Since that day, he has attended St. Paul about once a month, forging a relationship with Pastor Tinsley, the congregation and, as fortune would have it, the continually beleaguered building.
With his experience in affordable housing, handyman know-how, and connections to local organizations, Parlier proved to be yet another invaluable blessing in St. Paul’s magical lineage. In turn, the church has blessed him right back.
“Pastor Tinsley, although I attend here only about once a month, has essentially become my pastor. Having been raised in the Baptist church, I really relate to that style of worship and that style of preaching. It’s been a blessing to me,” Parlier said.
Through him, Tinsley met Scarlette Jasper, CBF field personnel serving with Together for Hope. The organization’s primary objective is to mitigate generational poverty in Southern and south-central Kentucky, a goal achieved through partnerships just like the one it enjoys with St. Paul. At the time of their meeting, the church was enduring a bat infestation in its rafters. For Jasper, a pernicious problem turned into the perfect project. By pooling CBF’s finances, mobilizing a youth group from St. Matthews Baptist Church in Louisville and employing the full heft of Together for Hope’s resources, the church emerged from the Covid-19 pandemic with a brand-new floor, a refurbished draining system and the appropriate number of bats.
“They did a tremendous amount of work that week,” Jasper said.
“And then we had some fellowship time and real relationship-building time and bonding. That’s the CBF involvement—mission teams and financial support towards the project.”

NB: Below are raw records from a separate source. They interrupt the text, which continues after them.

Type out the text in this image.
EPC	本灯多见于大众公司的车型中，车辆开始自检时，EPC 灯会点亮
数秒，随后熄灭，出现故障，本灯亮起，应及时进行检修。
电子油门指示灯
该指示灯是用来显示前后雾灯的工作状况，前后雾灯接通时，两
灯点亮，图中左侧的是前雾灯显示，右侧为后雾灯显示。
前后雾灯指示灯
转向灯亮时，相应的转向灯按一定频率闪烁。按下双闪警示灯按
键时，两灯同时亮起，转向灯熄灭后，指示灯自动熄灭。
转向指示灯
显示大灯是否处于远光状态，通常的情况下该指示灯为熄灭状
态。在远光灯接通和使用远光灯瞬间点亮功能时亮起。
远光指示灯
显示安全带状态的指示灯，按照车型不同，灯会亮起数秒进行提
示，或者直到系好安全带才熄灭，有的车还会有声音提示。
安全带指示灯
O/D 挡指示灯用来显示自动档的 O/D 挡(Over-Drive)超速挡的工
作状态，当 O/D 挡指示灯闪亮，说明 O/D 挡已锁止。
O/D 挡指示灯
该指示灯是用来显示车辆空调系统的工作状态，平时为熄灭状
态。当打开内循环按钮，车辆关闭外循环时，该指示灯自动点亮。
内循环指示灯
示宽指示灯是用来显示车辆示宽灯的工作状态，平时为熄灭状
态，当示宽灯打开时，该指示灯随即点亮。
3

In true CBF fashion, Jasper, Parlier and Together for Hope do not intend to drop in and drop out, fixing a few surface problems while leaving the deep, human need for connection unaddressed.

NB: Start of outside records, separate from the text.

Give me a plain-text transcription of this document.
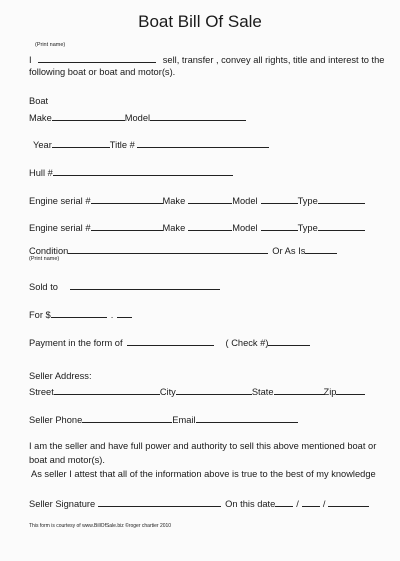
Boat Bill Of Sale
(Print name)
I	sell, transfer , convey all rights, title and interest to the
following boat or boat and motor(s).
Boat
Make	Model
Year	Title #
Hull #
Engine serial #	Make	Model	Type
Engine serial #	Make	Model	Type
Condition	Or As Is
(Print name)
Sold to
For $	.
Payment in the form of	( Check #)
Seller Address:
Street	City	State	Zip
Seller Phone	Email
I am the seller and have full power and authority to sell this above mentioned boat or
boat and motor(s).
As seller I attest that all of the information above is true to the best of my knowledge
Seller Signature	On this date /	/
This form is courtesy of www.BillOfSale.biz ©roger chartier 2010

Whether in Kentucky or Southeast Asia, CBF is not just about projects; it’s about presence—a sentiment with which Tinsley clearly agrees. “Ms. Scarlette and Mr. Elmer is going to be friends for life. It’s a partnership for life, because every time I get a chance, I don’t forget where your blessings come from,” he said. “It’s through them that I’ll never forget. I know we can’t repay them, but I don’t think they expect us to. I think it’s just being thankful, and it’s through God’s blessings.”
Other problems persist—the church’s lack of financial resources, for one, a symptom of both the surrounding area’s poverty and of the country’s deeply entrenched systemic racism. Yet, St. Paul practices its ministry, quite literally, from a more solid foundation. And on that foundation, Mr. and Mrs. Tinsley, who have no children together, can count as their own the children of Barbourville. And, if the veritable traffic jam of bicycles that clusters at St. Paul’s door every week is evidence of anything, it’s that this love is reaching the right places. “It’s just those innocent kids and we just try to do everything we can to help them. And like I say, it’s unreal. You have to just almost see it. I can’t describe it sometimes, the love that we have for our young people.”
That which can’t be described—yet another feature of magic.